But I must not linger too long by the wayside of my pleasant subject. Yet I must touch—if only with a sentence—upon four or five of the many other ways in which the Chinese recuperate their overburdened bodies and their jaded minds.
They take great joy in Nature. Picnics are a most Chinese institution. They are invariably planned to be at some spot where there is an exceptional view. And the picnic party will sit for hours, and watch the hills, or masses of fruit trees in bloom, or the sunset—sit silently too; for the Chinese, though the noisiest nation on earth, are apt to be hushed in the presence of nature, however much they chatter in the presence of their gods.
The Chinese are intensely fond of gardening. Every Chinaman that can afford it has a flower garden, and in nothing, save the graves of his ancestors, does he take more pride. In the garden’s centre there will be a lake—a very round, funny lake—and on its rippleless bosom great drowsy lien-hoas will sleep away their perfumed lives.
The lien-hoa is the Chinese water-lily. There are many varieties. They are single and double. They are red, they are rose, they are white. And some are of an indescribably lovely pale red, delicately streaked with white.
In almost every Chinese garden you will find a summer-house, its roof heavy with festoons of the wisteria. And there will be a pansy bed, a bosque of bamboo, a grove of camellias, a field of chrysanthemums, a world of peonies, trees of peaches, of plums, and of apricots, parallelograms planted with hydrangeas, and clumps of azaleas.
There are two other Chinese pleasures that I must at least mention—opium-smoking and gambling. Both are ineradicable characteristics of the Chinese.
The poppy gives the Chinese masses inestimable alleviation, and does them, I believe, the veriest minimum of harm.
Gambling, I fear, has a more baneful effect upon them. But it is their most positive and commonest diversion, and it will, I fancy, always be their national habit.
I have spoken of Chinese amusements, and now my trouble begins. I am at an entire loss to know how to speak of Korean amusements without repeating myself almost word for word. I can think of but two Chinese amusements which are not as general in Chosön as in Cathay—card-playing and theatre-going. In Korea it is not good form to play cards, and they are not played openly, except by the soldiers, and the lowest grades of society. Soldiers are allowed to play cards as much as they like, and for a very quaint reason. A soldier is often called upon for night duty. Now after eating, the thing dearest to the average Korean is sleeping, and the Korean government, which is not, from the Far Asiatic point of view, so merciless after all, has decreed that, as the playing of games of chance is more likely than any other thing to keep a man from being sleepy, the Korean soldiers may indulge in any and every game of chance, including those that are played with cards.
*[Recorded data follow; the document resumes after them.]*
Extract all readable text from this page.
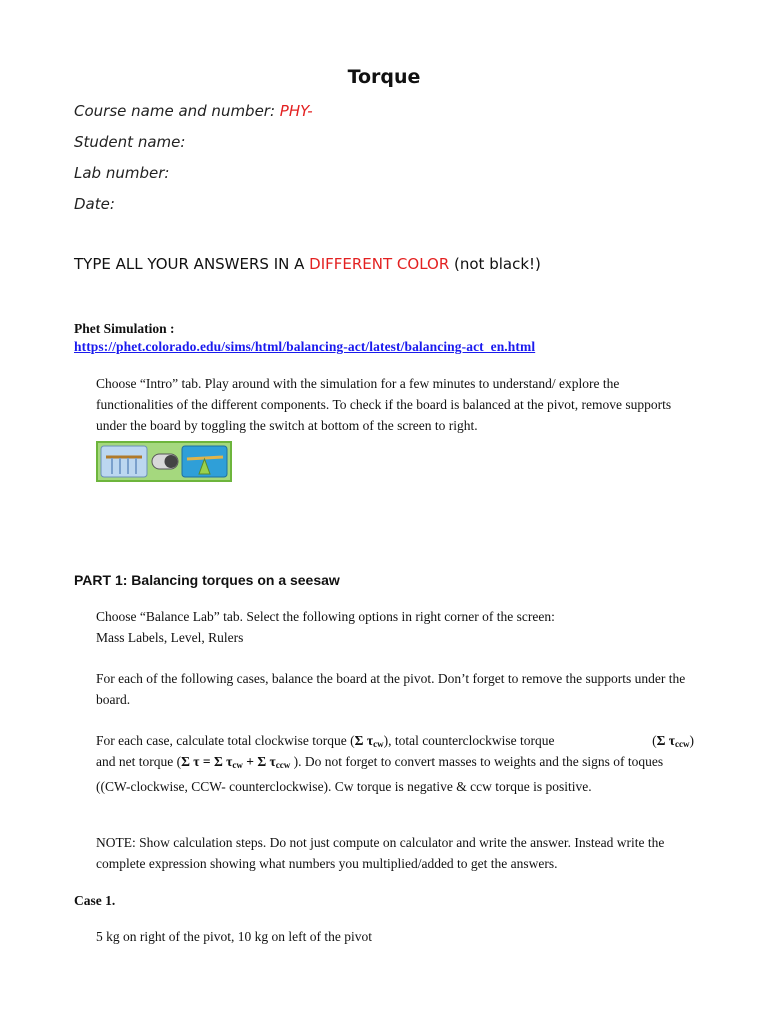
Torque
Course name and number: PHY-
Student name:
Lab number:
Date:
TYPE ALL YOUR ANSWERS IN A DIFFERENT COLOR (not black!)
Phet Simulation :
https://phet.colorado.edu/sims/html/balancing-act/latest/balancing-act_en.html

Choose “Intro” tab. Play around with the simulation for a few minutes to understand/ explore the functionalities of the different components. To check if the board is balanced at the pivot, remove supports under the board by toggling the switch at bottom of the screen to right.

PART 1: Balancing torques on a seesaw
Choose “Balance Lab” tab. Select the following options in right corner of the screen:
Mass Labels, Level, Rulers

For each of the following cases, balance the board at the pivot. Don’t forget to remove the supports under the board.

For each case, calculate total clockwise torque (Σ $\tau_{cw}$), total counterclockwise torque	(Σ $\tau_{ccw}$)
and net torque (Σ τ = Σ $\tau_{cw} + \Sigma$ $\tau_{ccw}$ ). Do not forget to convert masses to weights and the signs of toques ((CW-clockwise, CCW- counterclockwise). Cw torque is negative & ccw torque is positive.

NOTE: Show calculation steps. Do not just compute on calculator and write the answer. Instead write the complete expression showing what numbers you multiplied/added to get the answers.

Case 1.

5 kg on right of the pivot, 10 kg on left of the pivot
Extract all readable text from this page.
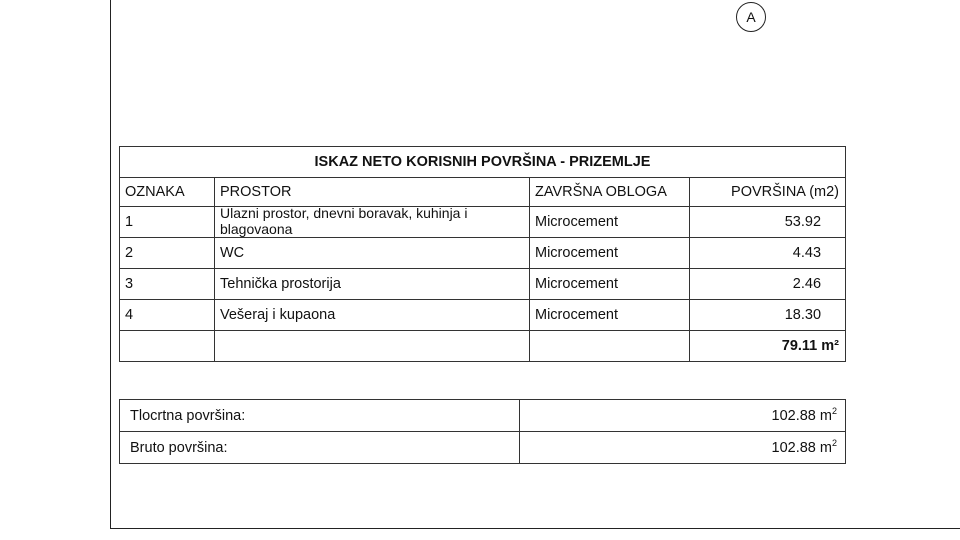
A
ISKAZ NETO KORISNIH POVRŠINA - PRIZEMLJE			
OZNAKA	PROSTOR	ZAVRŠNA OBLOGA	POVRŠINA (m2)
1	Ulazni prostor, dnevni boravak, kuhinja i blagovaona	Microcement	53.92
2	WC	Microcement	4.43
3	Tehnička prostorija	Microcement	2.46
4	Vešeraj i kupaona	Microcement	18.30
			79.11 m²
Tlocrtna površina:	102.88 $m^2$
Bruto površina:	102.88 $m^2$
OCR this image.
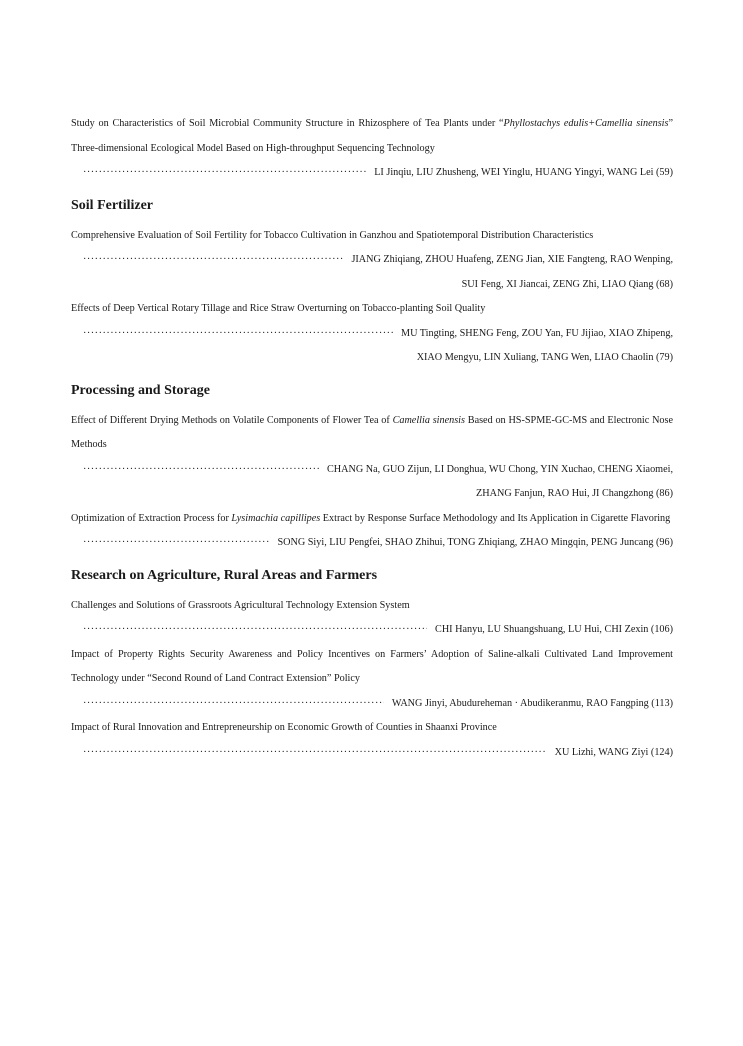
Study on Characteristics of Soil Microbial Community Structure in Rhizosphere of Tea Plants under “Phyllostachys edulis+Camellia sinensis” Three-dimensional Ecological Model Based on High-throughput Sequencing Technology

·····
LI Jinqiu, LIU Zhusheng, WEI Yinglu, HUANG Yingyi, WANG Lei (59)
Soil Fertilizer

Comprehensive Evaluation of Soil Fertility for Tobacco Cultivation in Ganzhou and Spatiotemporal Distribution Characteristics

·····
JIANG Zhiqiang, ZHOU Huafeng, ZENG Jian, XIE Fangteng, RAO Wenping,

SUI Feng, XI Jiancai, ZENG Zhi, LIAO Qiang (68)

Effects of Deep Vertical Rotary Tillage and Rice Straw Overturning on Tobacco-planting Soil Quality

·····
MU Tingting, SHENG Feng, ZOU Yan, FU Jijiao, XIAO Zhipeng,

XIAO Mengyu, LIN Xuliang, TANG Wen, LIAO Chaolin (79)

Processing and Storage

Effect of Different Drying Methods on Volatile Components of Flower Tea of Camellia sinensis Based on HS-SPME-GC-MS and Electronic Nose Methods

·····
CHANG Na, GUO Zijun, LI Donghua, WU Chong, YIN Xuchao, CHENG Xiaomei,

ZHANG Fanjun, RAO Hui, JI Changzhong (86)

Optimization of Extraction Process for Lysimachia capillipes Extract by Response Surface Methodology and Its Application in Cigarette Flavoring

·····
SONG Siyi, LIU Pengfei, SHAO Zhihui, TONG Zhiqiang, ZHAO Mingqin, PENG Juncang (96)
Research on Agriculture, Rural Areas and Farmers

Challenges and Solutions of Grassroots Agricultural Technology Extension System

·····
CHI Hanyu, LU Shuangshuang, LU Hui, CHI Zexin (106)

Impact of Property Rights Security Awareness and Policy Incentives on Farmers’ Adoption of Saline-alkali Cultivated Land Improvement Technology under “Second Round of Land Contract Extension” Policy

·····
WANG Jinyi, Abudureheman · Abudikeranmu, RAO Fangping (113)

Impact of Rural Innovation and Entrepreneurship on Economic Growth of Counties in Shaanxi Province

·····
XU Lizhi, WANG Ziyi (124)
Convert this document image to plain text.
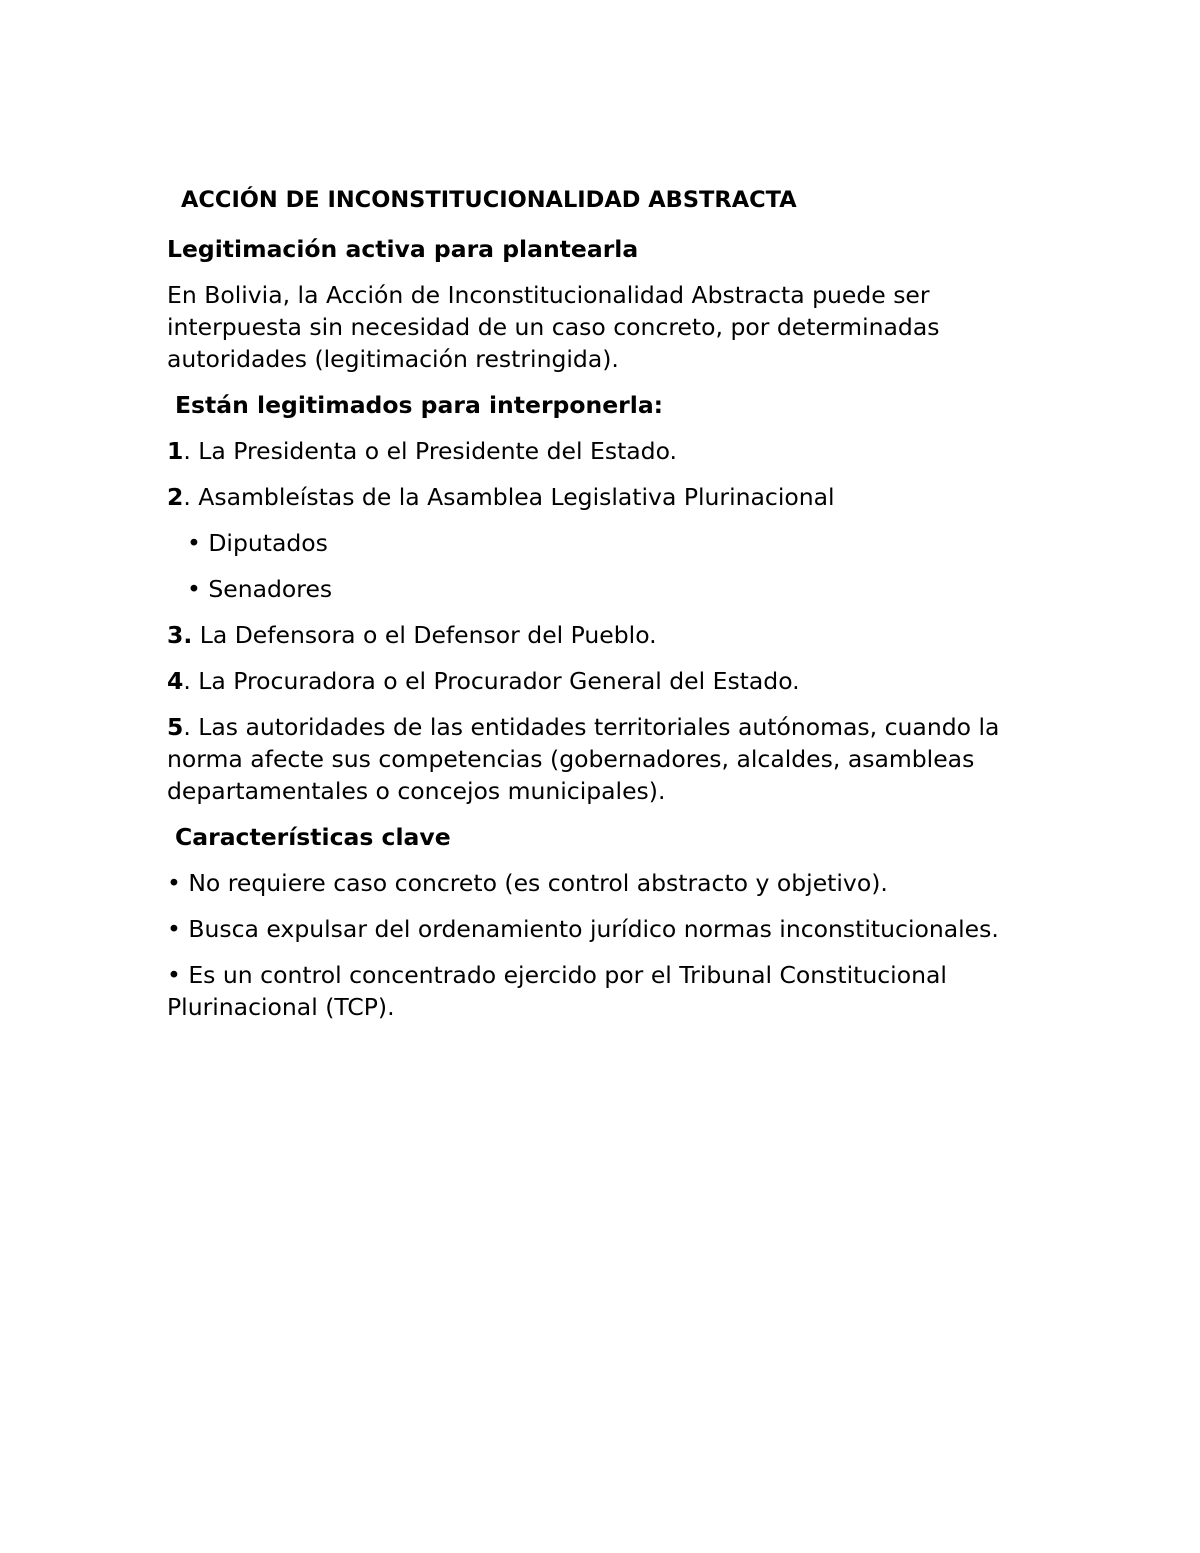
ACCIÓN DE INCONSTITUCIONALIDAD ABSTRACTA
Legitimación activa para plantearla
En Bolivia, la Acción de Inconstitucionalidad Abstracta puede ser interpuesta sin necesidad de un caso concreto, por determinadas autoridades (legitimación restringida).
Están legitimados para interponerla:
1. La Presidenta o el Presidente del Estado.
2. Asambleístas de la Asamblea Legislativa Plurinacional
• Diputados
• Senadores
3. La Defensora o el Defensor del Pueblo.
4. La Procuradora o el Procurador General del Estado.
5. Las autoridades de las entidades territoriales autónomas, cuando la norma afecte sus competencias (gobernadores, alcaldes, asambleas departamentales o concejos municipales).
Características clave
• No requiere caso concreto (es control abstracto y objetivo).
• Busca expulsar del ordenamiento jurídico normas inconstitucionales.
• Es un control concentrado ejercido por el Tribunal Constitucional Plurinacional (TCP).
Korea is not without theatrical performances, no Eastern land is; but the theatrical performances of Korea are very different from the theatrical performances of China and of Japan. Indeed, in no branch of amusements do the three countries so differ as they do in the branch dramatic. With the possible exception of the Hindoo and the Mohammedan, the Japanese dramatic school approaches our own more than that of any other Oriental country. I have seen performances in Yeddo that seemed to me to quite merit classification with London productions at the Lyceum, and at the Savoy. Chinese dramatic art is a thing apart, and a law unto itself. It makes little or no appeal to European intelligence, or to European imagination. It is for the Chinese, and takes as little concern as the Chinese themselves voluntarily do of other peoples.